What Is the Future of the Movie Experience?

Alongside virtually every other aspect of our society, the coronavirus pandemic has forever shaped the movie industry and the way in which we get to watch movies. All studio sets were shut down for months, movie theaters were temporarily closed, and it felt as if the world had delayed itself until the next year. While people initially felt inconvenienced by the act of waiting another few months to see their most anticipated movies, that inconvenience soon turned to a sense of dread with the possibility that theaters may not survive the lockdown. Regal theaters already lost the battle; just weeks ago they announced suspending operations of 500+ of their locations. Yet, theater chains’ most recent opponents — streaming services — have only seen their wealth grow in a time where people were mandated to stay inside and keep themselves occupied with household activities.

Disney+ is the newest large streaming service to the game, and Disney’s multi-billion-dollar net worth allows them the opportunity to set a lower subscription price than the competition: $6.99, as opposed to the standard minimum of $9.99. One of their biggest theater releases of the year was intended to be Pixar’s Soul, a jazz story starring Jaime Foxx and Tina Fey. But with the uncertainty surrounding when movie theaters will be safe enough to attend nationwide, especially in major cities like New York and Los Angeles, Disney made the decision to cancel its December release and move the film to Disney+ subscribers at no additional cost. The company’s chief executive, Bob Chapek, said in an interview “[the film] will be a treat for families to enjoy together this holiday season.” Such a decision seems heartwarming and well intentioned, but the economic and social effects of taking the industry’s biggest studio and stripping their releases from large screens cannot be understated. This may kill the movie theater experience as we know it.

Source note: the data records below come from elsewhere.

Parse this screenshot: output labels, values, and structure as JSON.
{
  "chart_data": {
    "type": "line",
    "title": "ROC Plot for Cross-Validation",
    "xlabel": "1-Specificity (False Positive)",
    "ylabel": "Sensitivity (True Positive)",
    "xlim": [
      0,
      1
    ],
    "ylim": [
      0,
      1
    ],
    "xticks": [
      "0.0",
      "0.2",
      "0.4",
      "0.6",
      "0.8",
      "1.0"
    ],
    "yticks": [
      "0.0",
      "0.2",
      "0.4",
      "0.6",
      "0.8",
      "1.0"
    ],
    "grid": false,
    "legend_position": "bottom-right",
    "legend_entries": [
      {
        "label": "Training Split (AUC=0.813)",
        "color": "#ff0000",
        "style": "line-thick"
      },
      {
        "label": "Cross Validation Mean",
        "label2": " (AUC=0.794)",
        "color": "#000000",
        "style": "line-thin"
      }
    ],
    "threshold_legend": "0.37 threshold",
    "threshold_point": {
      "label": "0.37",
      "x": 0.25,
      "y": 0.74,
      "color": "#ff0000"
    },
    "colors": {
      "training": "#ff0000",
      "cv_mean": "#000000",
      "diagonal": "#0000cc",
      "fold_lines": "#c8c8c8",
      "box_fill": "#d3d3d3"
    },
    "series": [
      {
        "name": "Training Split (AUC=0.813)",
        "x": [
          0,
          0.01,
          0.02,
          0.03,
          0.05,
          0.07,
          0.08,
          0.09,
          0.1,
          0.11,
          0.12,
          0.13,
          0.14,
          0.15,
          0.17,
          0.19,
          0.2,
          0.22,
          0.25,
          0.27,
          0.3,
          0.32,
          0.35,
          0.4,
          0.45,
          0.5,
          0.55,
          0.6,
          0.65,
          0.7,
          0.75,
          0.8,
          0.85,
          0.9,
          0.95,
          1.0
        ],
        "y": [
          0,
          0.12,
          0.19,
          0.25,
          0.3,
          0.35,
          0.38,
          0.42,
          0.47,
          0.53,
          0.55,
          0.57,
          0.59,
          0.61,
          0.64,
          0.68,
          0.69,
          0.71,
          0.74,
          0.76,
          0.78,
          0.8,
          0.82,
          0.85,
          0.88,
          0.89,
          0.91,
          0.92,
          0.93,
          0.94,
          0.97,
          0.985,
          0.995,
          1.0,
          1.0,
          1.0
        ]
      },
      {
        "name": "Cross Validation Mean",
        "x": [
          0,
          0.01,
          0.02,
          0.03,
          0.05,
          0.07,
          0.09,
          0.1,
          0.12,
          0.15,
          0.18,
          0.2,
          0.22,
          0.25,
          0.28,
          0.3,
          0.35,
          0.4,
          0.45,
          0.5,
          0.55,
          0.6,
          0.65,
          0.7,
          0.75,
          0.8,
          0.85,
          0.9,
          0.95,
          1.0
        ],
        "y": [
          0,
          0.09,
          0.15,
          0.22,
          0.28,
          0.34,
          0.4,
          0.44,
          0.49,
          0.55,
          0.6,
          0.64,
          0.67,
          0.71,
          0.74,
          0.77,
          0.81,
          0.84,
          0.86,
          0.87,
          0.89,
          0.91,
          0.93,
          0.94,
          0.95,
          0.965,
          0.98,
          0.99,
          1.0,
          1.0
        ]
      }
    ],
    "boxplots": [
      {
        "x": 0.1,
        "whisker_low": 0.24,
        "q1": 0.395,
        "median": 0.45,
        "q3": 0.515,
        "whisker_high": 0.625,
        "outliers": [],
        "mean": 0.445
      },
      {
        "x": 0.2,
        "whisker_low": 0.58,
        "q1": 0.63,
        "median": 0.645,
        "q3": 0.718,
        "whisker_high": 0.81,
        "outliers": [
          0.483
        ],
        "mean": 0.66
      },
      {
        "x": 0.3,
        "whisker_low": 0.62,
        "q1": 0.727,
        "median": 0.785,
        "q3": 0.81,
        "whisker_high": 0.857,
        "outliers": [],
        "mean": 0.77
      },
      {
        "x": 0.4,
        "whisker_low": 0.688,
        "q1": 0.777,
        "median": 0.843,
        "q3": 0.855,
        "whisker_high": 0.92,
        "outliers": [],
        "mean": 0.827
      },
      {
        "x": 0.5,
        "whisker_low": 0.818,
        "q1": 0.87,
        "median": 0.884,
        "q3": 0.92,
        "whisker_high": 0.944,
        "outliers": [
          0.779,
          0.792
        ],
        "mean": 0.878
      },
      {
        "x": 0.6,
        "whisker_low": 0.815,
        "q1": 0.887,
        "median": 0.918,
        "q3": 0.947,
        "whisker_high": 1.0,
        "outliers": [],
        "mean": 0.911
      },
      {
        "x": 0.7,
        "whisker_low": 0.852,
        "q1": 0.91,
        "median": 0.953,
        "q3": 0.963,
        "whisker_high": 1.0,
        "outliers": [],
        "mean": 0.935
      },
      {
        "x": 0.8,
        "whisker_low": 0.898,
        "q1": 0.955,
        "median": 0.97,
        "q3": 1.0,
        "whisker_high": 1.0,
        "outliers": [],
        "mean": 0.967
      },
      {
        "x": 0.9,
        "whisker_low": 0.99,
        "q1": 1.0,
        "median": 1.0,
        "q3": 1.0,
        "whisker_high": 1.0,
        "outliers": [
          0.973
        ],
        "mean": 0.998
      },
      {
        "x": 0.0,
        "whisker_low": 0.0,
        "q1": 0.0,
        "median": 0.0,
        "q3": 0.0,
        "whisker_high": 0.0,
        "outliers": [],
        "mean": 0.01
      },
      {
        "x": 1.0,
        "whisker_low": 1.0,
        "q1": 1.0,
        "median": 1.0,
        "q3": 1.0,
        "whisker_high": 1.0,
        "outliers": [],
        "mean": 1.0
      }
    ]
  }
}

Disney holds a net worth of over 130 billion dollars. Their footing in box office success and movie theater revenue is unmatched, owning a majority of the highest grossing films of all time and splitting the price of a ticket with the theaters that sell it. Disney can certainly afford splitting the ticket, not only because of the wealth of the company, but because of the titles and franchises owned which have made them so successful. The Marvel Cinematic Universe, Star Wars movies, and the inevitable remakes of animated classics are all film franchises that attract so much box office profit (not to mention the sales of commercial products and toys) that the company is able to stay afloat. Other companies, however, have to gamble a little more. 

Warner Bros. was the other major studio company left with the difficult question of moving a high-profile release, Christopher Nolan’s Tenet, to streaming services. They ultimately decided otherwise, and whether or not that was due to the director’s vision, the complications of resizing the film for small screens, or an agreement with the theater chains, the sci-fi blockbuster ended up failing at the box office. Disney’s live-action Mulan was intended to be released during the summer as well, but moved to streaming on Disney+ at an additional cost of $29.99. This allowed the company to reap all the profits of the film, rather than splitting ticket prices. However, these are not the only two options in responding to the restraints of the coronavirus pandemic; Soul could simply be delayed until it is safe to attend showings, just as it has been done for MGM’s No Time To Die and Paramount’s A Quiet Place II.  Disney’s decision to, once again, move their blockbuster release to one of the cheapest streaming service subscriptions will not only cost theater companies, like AMC and Regal, millions of dollars, but is also a perfect representation of billionaire greed. Here is a company that could more than afford to delay their projects and retain their agreements with theaters, but instead has chosen to capitalize on the economic downfall caused by COVID-19. That aforementioned feeling of dread from theaters permanently closing may soon become a reality if Disney continues these controversial actions. The question that we should then ask ourselves is if it is our duty to stop the monopoly that they have created.